Florida is a haven for shell collecting enthusiasts, but what do they do with all those shells they collect? Display them somehow? One of the most beautiful and unique ways of displaying shells, that I’ve ever seen, is by way of an art form developed in the early 19th century. Sailor’s Valentines. I came across several of these at the Bailey-Matthews Shell Museum while in Sanibel Island.
A few quick notes on this exquisite, detailed art form:
- They are not what their name implies. Sailors did not make them, and they were not given as gifts on Valentines Day.
- They were popular in the early 19th century during the height of the whale-oil industry. Sailors would purchase them for their loved ones while in their last port of call before returning home.
- The shell art form was developed by the women of Barbados and other Caribbean islands.
- The frames for the shell art are octagonal boxes.
- Several of the valentines contained romantic phrases such as “Forget me not.”

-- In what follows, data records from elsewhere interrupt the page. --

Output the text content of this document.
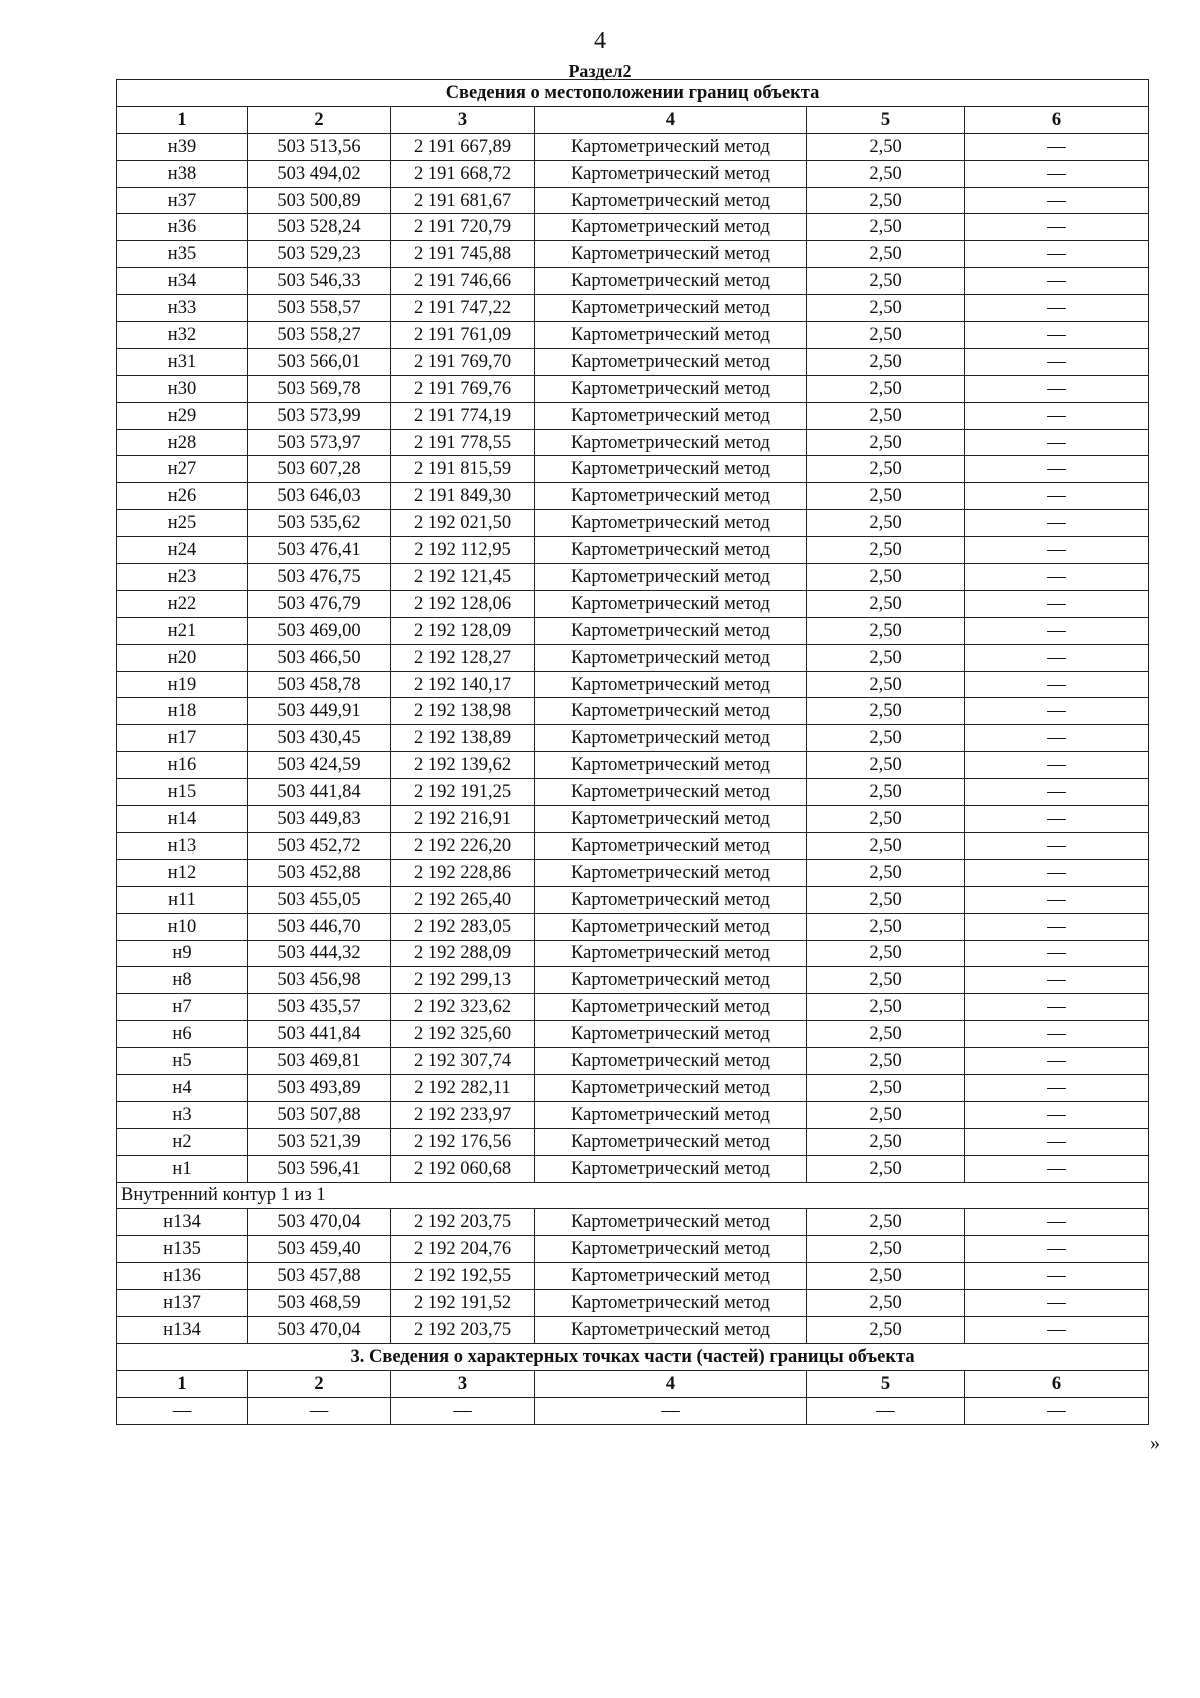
4
Раздел2
Сведения о местоположении границ объекта					
1	2	3	4	5	6
н39	503 513,56	2 191 667,89	Картометрический метод	2,50	—
н38	503 494,02	2 191 668,72	Картометрический метод	2,50	—
н37	503 500,89	2 191 681,67	Картометрический метод	2,50	—
н36	503 528,24	2 191 720,79	Картометрический метод	2,50	—
н35	503 529,23	2 191 745,88	Картометрический метод	2,50	—
н34	503 546,33	2 191 746,66	Картометрический метод	2,50	—
н33	503 558,57	2 191 747,22	Картометрический метод	2,50	—
н32	503 558,27	2 191 761,09	Картометрический метод	2,50	—
н31	503 566,01	2 191 769,70	Картометрический метод	2,50	—
н30	503 569,78	2 191 769,76	Картометрический метод	2,50	—
н29	503 573,99	2 191 774,19	Картометрический метод	2,50	—
н28	503 573,97	2 191 778,55	Картометрический метод	2,50	—
н27	503 607,28	2 191 815,59	Картометрический метод	2,50	—
н26	503 646,03	2 191 849,30	Картометрический метод	2,50	—
н25	503 535,62	2 192 021,50	Картометрический метод	2,50	—
н24	503 476,41	2 192 112,95	Картометрический метод	2,50	—
н23	503 476,75	2 192 121,45	Картометрический метод	2,50	—
н22	503 476,79	2 192 128,06	Картометрический метод	2,50	—
н21	503 469,00	2 192 128,09	Картометрический метод	2,50	—
н20	503 466,50	2 192 128,27	Картометрический метод	2,50	—
н19	503 458,78	2 192 140,17	Картометрический метод	2,50	—
н18	503 449,91	2 192 138,98	Картометрический метод	2,50	—
н17	503 430,45	2 192 138,89	Картометрический метод	2,50	—
н16	503 424,59	2 192 139,62	Картометрический метод	2,50	—
н15	503 441,84	2 192 191,25	Картометрический метод	2,50	—
н14	503 449,83	2 192 216,91	Картометрический метод	2,50	—
н13	503 452,72	2 192 226,20	Картометрический метод	2,50	—
н12	503 452,88	2 192 228,86	Картометрический метод	2,50	—
н11	503 455,05	2 192 265,40	Картометрический метод	2,50	—
н10	503 446,70	2 192 283,05	Картометрический метод	2,50	—
н9	503 444,32	2 192 288,09	Картометрический метод	2,50	—
н8	503 456,98	2 192 299,13	Картометрический метод	2,50	—
н7	503 435,57	2 192 323,62	Картометрический метод	2,50	—
н6	503 441,84	2 192 325,60	Картометрический метод	2,50	—
н5	503 469,81	2 192 307,74	Картометрический метод	2,50	—
н4	503 493,89	2 192 282,11	Картометрический метод	2,50	—
н3	503 507,88	2 192 233,97	Картометрический метод	2,50	—
н2	503 521,39	2 192 176,56	Картометрический метод	2,50	—
н1	503 596,41	2 192 060,68	Картометрический метод	2,50	—
Внутренний контур 1 из 1					
н134	503 470,04	2 192 203,75	Картометрический метод	2,50	—
н135	503 459,40	2 192 204,76	Картометрический метод	2,50	—
н136	503 457,88	2 192 192,55	Картометрический метод	2,50	—
н137	503 468,59	2 192 191,52	Картометрический метод	2,50	—
н134	503 470,04	2 192 203,75	Картометрический метод	2,50	—
3. Сведения о характерных точках части (частей) границы объекта					
1	2	3	4	5	6
—	—	—	—	—	—
»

- According to several researchers,the primary source for these keepsakes was a shop in Bridgetown, Barbados called the New Curiosity Shop, owned by two English brothers. (Unfortunately the shop closed around 1880.)
This antique art form is now experiencing renewed interest. Kits and books on the subject can be found all around the state. The museum on Sanibel Island even provides a display making it look easy.
They are quite costly if you try to buy one from the early days, many going for as much as $16,000. Another option is to make one for yourself. At Sailors Valentine you can purchase a full Starter’s Kit, complete with frame, sanddollars and shells. That will only set you back about $134.oo. Otherwise, you can start collecting shells now and design your own shell mosaic.